Potete ben immaginare che, dopo aver passato 30 min ad argomentare (con tutto l’entusiasmo che avevo in corpo) per quale motivo andare a visitare ANCHE il villaggio in miniatura (che tanto era la’ vicino!) avrebbe reso le nostre esistenze migliori…alla fine tutti si convinsero (o forse lo fecero solo per farmi stare zitta, il dubbio mi atanaglia). Il resto del gruppo, devo dire, fu talmente entuasiasta dell’idea che alla fine insieme in coro ci ritrovammo a dire: “Fancu’ il parco di Yalgorup! Tanto ci sono solo alberi e dei “cacozzi-di-colonie-batteriche-fossili-immersi-nel-Lago-Clifton”, possiamo farne a meno!” …”Allora andiamo, si’! Corriamo piu’ veloci del vento verso il villagio in miniatura!”

*Yeee….Entuasiamo alle stelle, musica E trombette*

….

[Ovviamente questo “fantomatico” villaggio in miniatura non avevamo la piu’ pallida idea di dove fosse…]

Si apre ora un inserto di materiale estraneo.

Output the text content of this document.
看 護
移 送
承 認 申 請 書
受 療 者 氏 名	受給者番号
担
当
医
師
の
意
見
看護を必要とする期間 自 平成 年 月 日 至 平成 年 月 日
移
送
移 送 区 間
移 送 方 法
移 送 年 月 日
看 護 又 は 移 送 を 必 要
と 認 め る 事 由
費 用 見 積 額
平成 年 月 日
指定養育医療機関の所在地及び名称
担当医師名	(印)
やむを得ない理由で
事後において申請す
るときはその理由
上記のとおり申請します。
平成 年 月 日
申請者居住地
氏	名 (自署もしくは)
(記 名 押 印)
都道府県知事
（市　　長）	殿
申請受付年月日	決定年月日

Eravamo gia’ in strada, la connessione andava ad intermittenza. Il navigatore segnava 30 minuti ma continuava, in loop, a dichiarare che necessitava di “ricalcolare il percorso”, si impallava e ci lasciava la’ come ebeti. Un infinito,eterno ritorno dell’identico verso l’indefinito. Poi la svolta… Fermatici ad una stazione di servizio sulla Kwinana Fwy, il Genio che amichevolmente chiameremo GenisKhan decide di chiedere informazioni al gentil signore che stava alla cassa (che pareva la versione tamarra di Crocodille Dundee)

buonUomo saprebbe indicarci la via per la citta’ piccina?

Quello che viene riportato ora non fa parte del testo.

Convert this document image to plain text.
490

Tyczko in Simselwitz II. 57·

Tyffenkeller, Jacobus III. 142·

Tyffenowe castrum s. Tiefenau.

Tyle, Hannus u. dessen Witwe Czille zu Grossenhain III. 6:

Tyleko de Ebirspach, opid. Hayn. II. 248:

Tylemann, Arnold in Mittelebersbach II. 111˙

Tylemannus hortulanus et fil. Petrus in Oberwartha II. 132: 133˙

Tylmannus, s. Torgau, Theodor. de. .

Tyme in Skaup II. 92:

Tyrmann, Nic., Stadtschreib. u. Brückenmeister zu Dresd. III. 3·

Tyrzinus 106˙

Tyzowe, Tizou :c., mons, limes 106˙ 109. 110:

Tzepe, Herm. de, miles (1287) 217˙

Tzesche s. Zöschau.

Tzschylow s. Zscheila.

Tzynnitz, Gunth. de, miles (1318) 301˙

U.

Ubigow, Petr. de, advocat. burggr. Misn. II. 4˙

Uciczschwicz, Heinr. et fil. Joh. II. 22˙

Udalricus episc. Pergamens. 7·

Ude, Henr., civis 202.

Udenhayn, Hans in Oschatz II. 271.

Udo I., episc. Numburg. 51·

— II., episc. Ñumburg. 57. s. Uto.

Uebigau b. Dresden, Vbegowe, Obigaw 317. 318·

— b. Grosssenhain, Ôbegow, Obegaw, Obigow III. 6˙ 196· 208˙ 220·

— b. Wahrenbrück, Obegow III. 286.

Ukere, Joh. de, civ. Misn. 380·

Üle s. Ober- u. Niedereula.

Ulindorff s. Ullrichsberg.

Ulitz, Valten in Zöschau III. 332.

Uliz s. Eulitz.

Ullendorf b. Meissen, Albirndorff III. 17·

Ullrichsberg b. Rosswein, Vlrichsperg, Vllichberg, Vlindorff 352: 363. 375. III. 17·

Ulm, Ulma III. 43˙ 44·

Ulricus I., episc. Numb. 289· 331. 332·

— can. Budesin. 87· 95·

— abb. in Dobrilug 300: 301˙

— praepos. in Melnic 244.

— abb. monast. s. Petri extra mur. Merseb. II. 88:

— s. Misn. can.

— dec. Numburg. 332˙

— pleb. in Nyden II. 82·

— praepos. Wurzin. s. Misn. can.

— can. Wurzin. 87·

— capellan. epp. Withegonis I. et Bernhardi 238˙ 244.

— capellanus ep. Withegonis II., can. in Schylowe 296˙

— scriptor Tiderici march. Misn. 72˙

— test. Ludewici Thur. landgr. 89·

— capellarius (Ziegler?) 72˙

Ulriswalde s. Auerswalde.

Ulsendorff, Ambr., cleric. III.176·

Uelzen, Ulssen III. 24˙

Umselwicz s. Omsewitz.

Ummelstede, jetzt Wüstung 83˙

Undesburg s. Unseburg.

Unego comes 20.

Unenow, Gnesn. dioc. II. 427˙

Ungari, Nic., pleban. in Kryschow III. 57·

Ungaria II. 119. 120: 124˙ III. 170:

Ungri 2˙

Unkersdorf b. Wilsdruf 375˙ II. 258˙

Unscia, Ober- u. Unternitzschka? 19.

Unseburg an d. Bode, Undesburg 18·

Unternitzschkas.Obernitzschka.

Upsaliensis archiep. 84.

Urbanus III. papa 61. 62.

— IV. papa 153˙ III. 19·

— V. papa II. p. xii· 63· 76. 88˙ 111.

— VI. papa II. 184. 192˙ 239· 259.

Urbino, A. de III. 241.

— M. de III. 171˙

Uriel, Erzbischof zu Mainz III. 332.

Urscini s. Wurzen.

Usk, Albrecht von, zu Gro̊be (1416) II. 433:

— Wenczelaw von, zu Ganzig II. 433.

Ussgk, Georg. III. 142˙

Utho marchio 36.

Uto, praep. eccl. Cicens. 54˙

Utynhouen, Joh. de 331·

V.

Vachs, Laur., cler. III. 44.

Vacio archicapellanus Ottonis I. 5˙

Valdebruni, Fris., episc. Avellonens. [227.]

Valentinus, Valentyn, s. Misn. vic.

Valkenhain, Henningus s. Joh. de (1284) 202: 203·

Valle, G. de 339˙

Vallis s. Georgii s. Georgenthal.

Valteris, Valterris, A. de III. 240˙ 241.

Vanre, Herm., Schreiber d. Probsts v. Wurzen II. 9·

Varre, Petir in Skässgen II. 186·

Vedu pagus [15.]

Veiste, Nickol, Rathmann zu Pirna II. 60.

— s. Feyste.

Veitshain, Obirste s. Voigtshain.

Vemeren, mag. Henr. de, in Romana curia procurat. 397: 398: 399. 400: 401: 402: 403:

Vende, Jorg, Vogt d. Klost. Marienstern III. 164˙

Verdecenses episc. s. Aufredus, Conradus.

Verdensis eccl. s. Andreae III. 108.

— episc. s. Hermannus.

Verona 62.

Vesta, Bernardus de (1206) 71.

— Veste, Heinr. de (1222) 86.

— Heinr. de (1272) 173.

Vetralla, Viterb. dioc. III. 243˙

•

-“Ah si’ certo Mate, non e’ lontano mate… vai sempre dritto di qua… tanto e’ tutto dritto mate, alla fine trovi i cartelli e segui quelli, okay mate?”. disse il buonUomo.

-“Okayyy Mate!!!” rispondemmo noi.

Okay, non sembra difficile…cosi’ ripartiamo, ci mettiamo in macchina ed iniziamo a guidare.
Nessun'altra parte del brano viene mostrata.